Saisie à son tour du litige, la Cour suprême slovène avait décidé de surseoir à statuer pour poser à la Cour de Justice de l'Union Européenne (CJUE) deux questions préjudicielles. En substance, il est demandé à la CJUE de déterminer si la directive s'applique aux travailleurs qui travaillent dans le domaine de la défense et aux militaires qui effectuent des gardes en temps de paix. La seconde question a trait à la définition des périodes d'astreinte à rémunérer comme temps de travail.

L'avocat général a rendu ses conclusions le 28 janvier 2021 (conclusions de l'avocat général M.Henrik Saugmandsgaard  ØE, affaire C‑742/19, B. K. contre Republika Slovenija (Ministrstvo za obrambo).

Pour répondre à la première question, l'avocat général doit d'abord examiner l'objection avancée par certains états (dont la France) qui soutiennent que les règles aménageant le temps de travail des militaires « traduisent des choix d’organisation militaire, effectués par chaque État membre dans le but d’assurer la défense de son territoire et de ses intérêts essentiels ». Ces mesures seraient donc, selon eux, complètement exclues du droit de l’Union et donc de la directive 2003/88 (point 39). L'avocat général réfute cette argumentation. Certes, l’organisation des forces armées des États membres touche à leur « sécurité nationale » et les Etats sont seuls compétents pour prendre les mesures nécessaires à leur défense. Mais cela ne signifie pas que ces mesures échappent complètement au champ d’application du droit de l’Union. La jurisprudence de la Cour de Justice de l'Union Européenne affirme au contraire que « le seul fait qu’une mesure nationale a été prise aux fins de la protection de la sécurité nationale ne saurait entraîner l’inapplicabilité du droit de l’Union et dispenser les États membres du respect nécessaire de ce droit » (point 42).
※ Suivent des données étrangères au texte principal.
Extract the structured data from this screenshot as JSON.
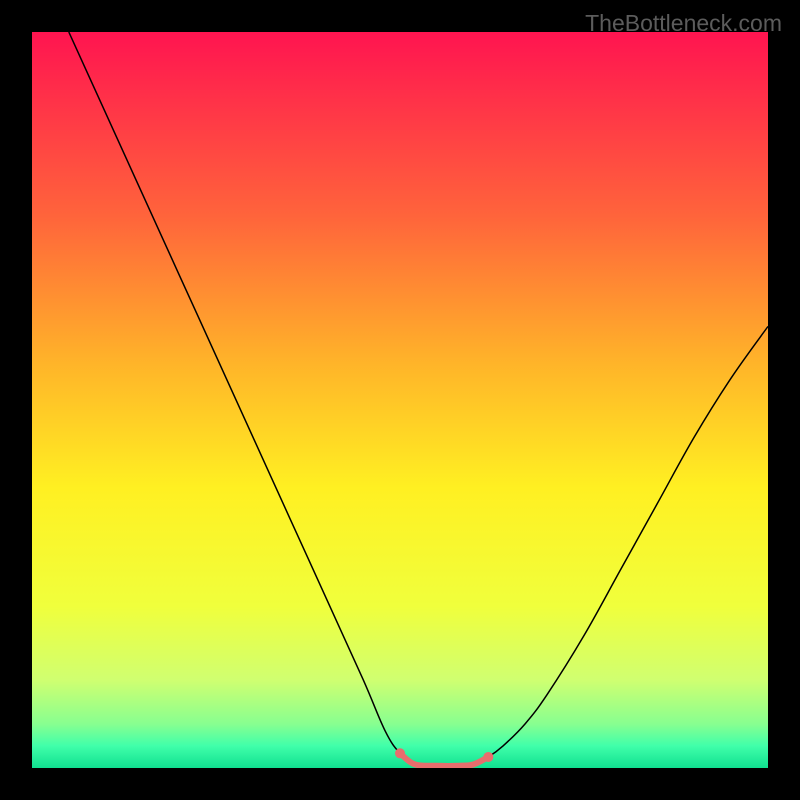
{
  "watermark": "TheBottleneck.com",
  "chart_data": {
    "type": "line",
    "title": "",
    "xlabel": "",
    "ylabel": "",
    "xlim": [
      0,
      100
    ],
    "ylim": [
      0,
      100
    ],
    "background_gradient": {
      "stops": [
        {
          "offset": 0.0,
          "color": "#ff1450"
        },
        {
          "offset": 0.25,
          "color": "#ff643b"
        },
        {
          "offset": 0.45,
          "color": "#ffb429"
        },
        {
          "offset": 0.62,
          "color": "#fff022"
        },
        {
          "offset": 0.78,
          "color": "#f0ff3c"
        },
        {
          "offset": 0.88,
          "color": "#d0ff70"
        },
        {
          "offset": 0.94,
          "color": "#88ff90"
        },
        {
          "offset": 0.97,
          "color": "#40ffaa"
        },
        {
          "offset": 1.0,
          "color": "#10e090"
        }
      ]
    },
    "series": [
      {
        "name": "curve",
        "color": "#000000",
        "width": 1.5,
        "points": [
          {
            "x": 5,
            "y": 100
          },
          {
            "x": 10,
            "y": 89
          },
          {
            "x": 15,
            "y": 78
          },
          {
            "x": 20,
            "y": 67
          },
          {
            "x": 25,
            "y": 56
          },
          {
            "x": 30,
            "y": 45
          },
          {
            "x": 35,
            "y": 34
          },
          {
            "x": 40,
            "y": 23
          },
          {
            "x": 45,
            "y": 12
          },
          {
            "x": 48,
            "y": 5
          },
          {
            "x": 50,
            "y": 2
          },
          {
            "x": 52,
            "y": 0.5
          },
          {
            "x": 55,
            "y": 0.3
          },
          {
            "x": 58,
            "y": 0.3
          },
          {
            "x": 60,
            "y": 0.5
          },
          {
            "x": 62,
            "y": 1.5
          },
          {
            "x": 64,
            "y": 3
          },
          {
            "x": 67,
            "y": 6
          },
          {
            "x": 70,
            "y": 10
          },
          {
            "x": 75,
            "y": 18
          },
          {
            "x": 80,
            "y": 27
          },
          {
            "x": 85,
            "y": 36
          },
          {
            "x": 90,
            "y": 45
          },
          {
            "x": 95,
            "y": 53
          },
          {
            "x": 100,
            "y": 60
          }
        ]
      },
      {
        "name": "bottom-highlight",
        "color": "#e86d6d",
        "width": 6,
        "points": [
          {
            "x": 50,
            "y": 2
          },
          {
            "x": 52,
            "y": 0.5
          },
          {
            "x": 55,
            "y": 0.3
          },
          {
            "x": 58,
            "y": 0.3
          },
          {
            "x": 60,
            "y": 0.5
          },
          {
            "x": 62,
            "y": 1.5
          }
        ],
        "endpoint_dots": true,
        "dot_radius": 5
      }
    ]
  }
}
L'avocat général en conclue que « le droit de l’Union peut s’appliquer à l’aménagement du temps de travail des militaires, même si cette question touche à l’organisation des forces armées et, en cela, à la « sécurité nationale » ainsi qu’aux « fonctions essentielles de l’État »…En revanche, ce droit ne saurait être interprété ou appliqué d’une manière qui compromettrait le bon fonctionnement des forces armées... » (point 48).

La « feuille de route fixée », l'avocat général passe à l'examen des questions posées.

Tout d'abord, il relève que les militaires professionnels font « incontestablement » partie des travailleurs, au sens que la directive 2003/88 donne à ce terme (« la caractéristique essentielle de la relation de travail est la circonstance qu’une personne accomplit, pendant un certain temps, en faveur d’une autre et sous la direction de celle-ci, des prestations en contrepartie desquelles elle reçoit une rémunération »). 

Ensuite, il constate que les forces armées relèvent bien des secteurs d’activités couverts par la directive qui couvre tous les secteurs d’activités, privés ou publics, parmi lesquels figurent les « activités de service ». Les forces armées des États fournissent un service public – celui de la défense.

Il reste à savoir si la directive cesse de s'appliquer aux militaires quand ils participent à certaines « activités spécifiques » des forces armées (en application d'une exception prévue par la directive 89/391 concernant la mise en œuvre de mesures visant à promouvoir l’amélioration de la sécurité et de la santé des travailleurs au travail). Pour les gouvernements slovène, espagnol et français, cette exception permet aux États d’exclure, de manière permanente, tous les militaires de leurs forces armées du champ d’application des deux directives. Mais une fois encore, leur thèse ne convainc pas l'avocat général.